I decided to follow your suggestion and make an Oscar list for the books I read in 2025. For what it’s worth:
*Best Book About Other Books: What Makes This Book So Great: Re-Reading the Classics of Science Fiction & Fantasy, by Jo Walton (2014)
*Best Classic Reimagined (Graphic): Big Jim and the White Boy, by David F. Walker & Marcus Kwame Anderson (2024)
*Best Classic Reimagined (Text): Friday and Robinson: Life on Speranza Island, by Michel Tournier (1971)
*Best Crime Novel (Classic): Trent’s Last Case, by E. C. Bentley (1913)
*Best Crime Novel (Recent): The Thursday Murder Club, by Richard Osman (2020)
*Best Graphic Adaptation: Kafkaesque: Fourteen Stories, by Franz Kafka and adapted by Peter Kuper (2018)
*Best Graphic Memoir: A First Time for Everything, by Dan Santat (2023)
*Best Graphic Nonfiction: The Mythmakers: The Remarkable Fellowship of C.S. Lewis & J.R.R. Tolkien, by John Hendrix (2024)
*Best Manga: Frieren: Beyond Journey’s End, by Kanehito Yamada & Tsukasa Abe (2021-)
*Best Middle Grade Fantasy: The Magisterium series by Holly Black & Cassandra Clare (2014-2018)
*Best Middle Grade Novel: The First State of Being, by Erin Entrada Kelly (2024)
*Best Middle Grade SciFi: The Reckoners series by Brandon Sanderson (2013-2016)
*Best Picture Book (Art): The Invisible Parade, illustrated by John Picacio (and written by Leigh Bardugo) (2025)
*Best Picture Book (Jewish): The Three Little Sheep: A Tale for Sukkot, by Ann Diament Koffsky (2025)
*Best Picture Book (Science): Search for a Giant Squid: Pick Your Path, by Amy Seto Forrester & Andy Chou Musser (2023)
*Best Picture Book (Story): I’m Sorry You Got Mad, by Kyle Lukoff & Julie Kwon (2024)
*Best Poetry: I’m Just No Good at Rhyming: And Other Nonsense for Mischievous Kids and Immature Grown-Ups, by Chris Harris & Lane Smith (2017)
*Best Steampunk: H. G. Wells: Secret Agent, by Alex Shvartsman (2015)
*Best Writing: Dandelion Wine, by Ray Bradbury (1957)
*Best YA Fantasy: The Wayward Children novella series by Seanan McGuire (2016-)
*Best YA Fiction: Frankly in Love, by David Yoon (2019)
*Best YA Nonfiction: The 57 Bus: A True Story of Two Teenagers and the Crime That Changed Their Lives, by Dashka Slater (2017)
*Most Memorable Hero: Don Fabrizio, in The Leopard, by Giuseppe Tomasi di Lampedusa (1958)
*Most Memorable Heroine: Flavia de Luce, in The Sweetness at the Bottom of the Pie, by Alan Bradley (2009)
*Most Readable Translation: Anna Karenina, translated by Leonard J. Kent & Nina Berberova (1965)
Sorry the list is so long, but these are all pretty good!
Ooh, yes!! Thanks for sharing!

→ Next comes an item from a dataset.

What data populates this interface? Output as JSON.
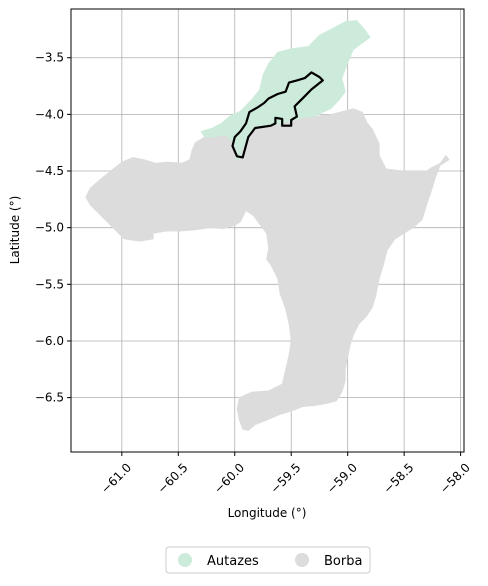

I love your categories. So many interesting books I’ve never heard of, too! I picked up Trent’s Last Case from the used bookstore a couple of years ago, but haven’t read it yet. It had a glowing endorsement from Dorothy L. Sayers on the cover. The Mythmakers has been on my TBR. I love Robinsonade stories, but unfortunately it looks like Friday and Robinson would be hard to find. Have you read Foe by J. M. Coetzee? One of my favourite books (probably a “desert island” pick) is on your list: Dandelion Wine. It’s been almost a decade since I read it last, so I need to put it back into rotation this summer!